Footnote 1: United States Consul in Victoria, B.C., Abraham E. Smith.

Footnote 2: Queen Charlotte Sound stretches from the tip of Vancouver Island to the Hecate Strait. Dixon Entrance is the sound due north of Hecate Strait and stretches from the Island of Graham (Canada) to the Island of Prince of Wales (Alaska).    

Footnote 3: Spanish Consul at Victoria, B.C. Don Angel José Cabiéjo y Barrios.

Footnote 4: United States Consul at Vancouver L. Edwin Dudley.

Footnote 5: British RAdm. Henry St. L. Bury Palliser, Commander, Pacific Station.

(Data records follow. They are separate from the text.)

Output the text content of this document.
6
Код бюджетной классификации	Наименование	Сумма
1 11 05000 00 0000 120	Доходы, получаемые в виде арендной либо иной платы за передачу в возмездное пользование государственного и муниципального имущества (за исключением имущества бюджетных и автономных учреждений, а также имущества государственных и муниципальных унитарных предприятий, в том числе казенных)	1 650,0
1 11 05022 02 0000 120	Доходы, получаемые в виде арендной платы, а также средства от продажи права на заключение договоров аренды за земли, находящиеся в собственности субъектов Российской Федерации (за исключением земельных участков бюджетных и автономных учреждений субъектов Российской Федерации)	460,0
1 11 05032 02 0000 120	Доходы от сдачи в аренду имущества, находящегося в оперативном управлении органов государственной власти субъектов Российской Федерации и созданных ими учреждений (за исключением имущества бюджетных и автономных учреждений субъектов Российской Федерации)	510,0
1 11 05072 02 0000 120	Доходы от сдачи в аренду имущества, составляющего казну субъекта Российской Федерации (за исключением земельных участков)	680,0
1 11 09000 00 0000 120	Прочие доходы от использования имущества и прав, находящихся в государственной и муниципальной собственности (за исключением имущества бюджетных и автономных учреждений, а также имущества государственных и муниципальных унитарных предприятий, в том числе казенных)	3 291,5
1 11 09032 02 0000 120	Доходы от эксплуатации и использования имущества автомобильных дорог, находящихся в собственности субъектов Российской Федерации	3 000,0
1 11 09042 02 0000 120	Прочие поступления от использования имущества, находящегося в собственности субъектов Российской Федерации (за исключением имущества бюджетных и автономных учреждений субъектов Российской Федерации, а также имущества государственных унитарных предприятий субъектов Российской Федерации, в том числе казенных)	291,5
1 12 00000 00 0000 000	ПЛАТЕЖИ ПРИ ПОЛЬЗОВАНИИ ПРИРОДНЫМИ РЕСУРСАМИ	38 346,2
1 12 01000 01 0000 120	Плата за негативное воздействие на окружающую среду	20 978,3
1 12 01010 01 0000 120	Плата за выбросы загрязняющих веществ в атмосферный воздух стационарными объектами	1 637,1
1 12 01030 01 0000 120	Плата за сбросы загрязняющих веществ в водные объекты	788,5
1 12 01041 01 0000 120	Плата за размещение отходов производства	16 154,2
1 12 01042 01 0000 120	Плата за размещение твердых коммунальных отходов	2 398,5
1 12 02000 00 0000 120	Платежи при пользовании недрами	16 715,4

Footnote 6: The rumored Spanish privateer was part of a concerted misinformation effort orchestrated by Spanish agents in British Columbia designed to generate fears of a Spanish attack on American shipping along the Pacific coast. In mid-June a Spaniard named A.J. Cabréjo, spent days at the docks in Victoria conspicuously asking questions about American ship movements. Later, Cabrejo sent out false news dispatches that Spanish privateers were plying the Pacific. He also allowed himself to be observed by American agents sending cipher messages to the Spanish Consul in Montreal, including one which read: “One hundred millions in gold on the way from St. Michaels to the United States in American vessels. Issue Letters of marque. R.C.Browne.” American concern escalated in early July when Consul Dudley received reports that a Spanish five gun privateer was lying in wait in the Gulf of Georgia and that Spanish diplomats were trying to charter steamers and enlist Canadian seamen to attack American merchant vessels. In response to American concerns, RAdm. Henry St. L. Bury Palliser begrudgingly sent three warships in search of the “privateer,” believing the rumors to be false. Palliser warships no evidence of a Spanish gunboat. See: Cmdr. Jefferson F. Moser to Long, 21 July 1898; and P.M. Sherrin, “Spanish Spies in Victoria, 1898,” BC Studies, 36 (Winter 1977): 28-32.